Drawing a short sword, Joseph’s steward leapt to his feet and took a stance between his master and the unknown intruder. The ten guards drew their weapons and formed a protective circle about the camp.
“Easy,” said a hooded, cloaked figure, advancing to the edge of the firelight. “I’m alone. No threat to you.”
Terah and the guards relaxed slightly at those words, but I did not. I remembered how Zimri’s band of outlaws had sought shelter at my father’s camp before attacking us.
“Can I come to the warmth?” the stranger inquired.
This man was bulkier than Zimri’s sinewy form, and his voice was gruffer. I let the tension leave my shoulders.
“Come in and welcome,” Joseph invited.
The newcomer squatted between Joseph and me, extending broad, calloused palms toward its warmth. His face bristled with a coarse, wiry beard. The heavy ridges of his eyebrows made his eyes into deep holes above a crooked, flattened nose.

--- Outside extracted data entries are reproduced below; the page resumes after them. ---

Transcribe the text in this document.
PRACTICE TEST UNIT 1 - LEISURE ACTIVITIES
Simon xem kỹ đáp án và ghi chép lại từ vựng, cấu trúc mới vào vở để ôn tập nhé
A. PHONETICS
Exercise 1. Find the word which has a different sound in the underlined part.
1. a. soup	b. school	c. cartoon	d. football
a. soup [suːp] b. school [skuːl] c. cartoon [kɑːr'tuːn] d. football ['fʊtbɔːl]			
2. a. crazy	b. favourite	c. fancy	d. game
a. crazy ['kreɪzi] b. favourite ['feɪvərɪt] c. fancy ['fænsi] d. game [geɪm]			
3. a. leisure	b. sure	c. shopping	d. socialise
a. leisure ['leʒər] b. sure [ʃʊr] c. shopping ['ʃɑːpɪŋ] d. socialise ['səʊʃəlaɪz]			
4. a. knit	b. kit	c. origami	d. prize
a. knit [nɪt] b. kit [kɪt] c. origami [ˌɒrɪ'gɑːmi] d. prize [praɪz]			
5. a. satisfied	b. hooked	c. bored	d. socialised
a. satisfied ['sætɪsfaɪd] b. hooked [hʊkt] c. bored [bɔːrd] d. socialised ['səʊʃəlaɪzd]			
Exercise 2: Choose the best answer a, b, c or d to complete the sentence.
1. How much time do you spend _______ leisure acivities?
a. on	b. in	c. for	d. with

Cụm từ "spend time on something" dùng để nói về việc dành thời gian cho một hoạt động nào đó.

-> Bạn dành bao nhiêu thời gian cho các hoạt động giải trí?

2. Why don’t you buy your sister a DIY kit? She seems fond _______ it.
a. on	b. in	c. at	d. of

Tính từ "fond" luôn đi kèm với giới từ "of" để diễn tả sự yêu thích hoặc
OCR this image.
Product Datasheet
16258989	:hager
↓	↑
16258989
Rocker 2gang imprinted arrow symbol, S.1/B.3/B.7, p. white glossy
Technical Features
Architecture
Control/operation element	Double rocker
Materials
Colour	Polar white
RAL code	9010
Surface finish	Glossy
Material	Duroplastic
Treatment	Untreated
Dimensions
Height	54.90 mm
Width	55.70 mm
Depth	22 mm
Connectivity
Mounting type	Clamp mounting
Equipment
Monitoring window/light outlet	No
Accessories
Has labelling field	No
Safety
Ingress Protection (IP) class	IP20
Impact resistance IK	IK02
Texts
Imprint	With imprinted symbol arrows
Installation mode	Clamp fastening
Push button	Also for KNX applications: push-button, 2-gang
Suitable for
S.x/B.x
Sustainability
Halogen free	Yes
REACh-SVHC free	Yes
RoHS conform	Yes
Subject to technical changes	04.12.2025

“Is it safe to travel alone so late, even on this highway?” Terah asked.
The lone man shrugged. “Perhaps not.” With those words he stretched, lifting his left hand high above his head.
It was the same signal Zimri had given to launch the bandit attack on my father’s camp! “Joseph!” I said with alarm, but too late.
The robber’s right hand darted into the fold of his robe. A knife flashed in the firelight before he seized me with one arm. He yanked me to my feet and pressed the blade to my throat.
Joseph’s guards sprang forward. The bandit barked at them, “Get back or he dies! I am bar Abba, and you know I mean what I say.”
Bar Abba! The notorious murderer who slaughtered and stole while pretending to be a freedom fighter. This was the assassin Zimri had said he was going to Judea to join.
“Hold!” Joseph shouted to his men. Then to my attacker: “What do you want?”
A ring of cloaked men appeared from the darkness at bar Abba’s sign. There were as many of them as Joseph’s entourage.
“Want?” Bar Abba smirked. “I want your men to throw down their weapons. And then I want your camels and your shipment.”
As the tip of his dagger jabbed my neck, Joseph ordered his men to drop their swords, and they complied.
I recognized Zimri even before he spoke. “Didn’t I tell you this would work?” he said to bar Abba as he strode forward. “For some reason they value the life of this shepherd’s cur.” Approaching me, he threatened, “You are so much trouble. I will enjoy slitting your throat.”
“No, you won’t,” bar Abba corrected. “He makes a valuable hostage. Remember who is chief here. All right, quickly now.”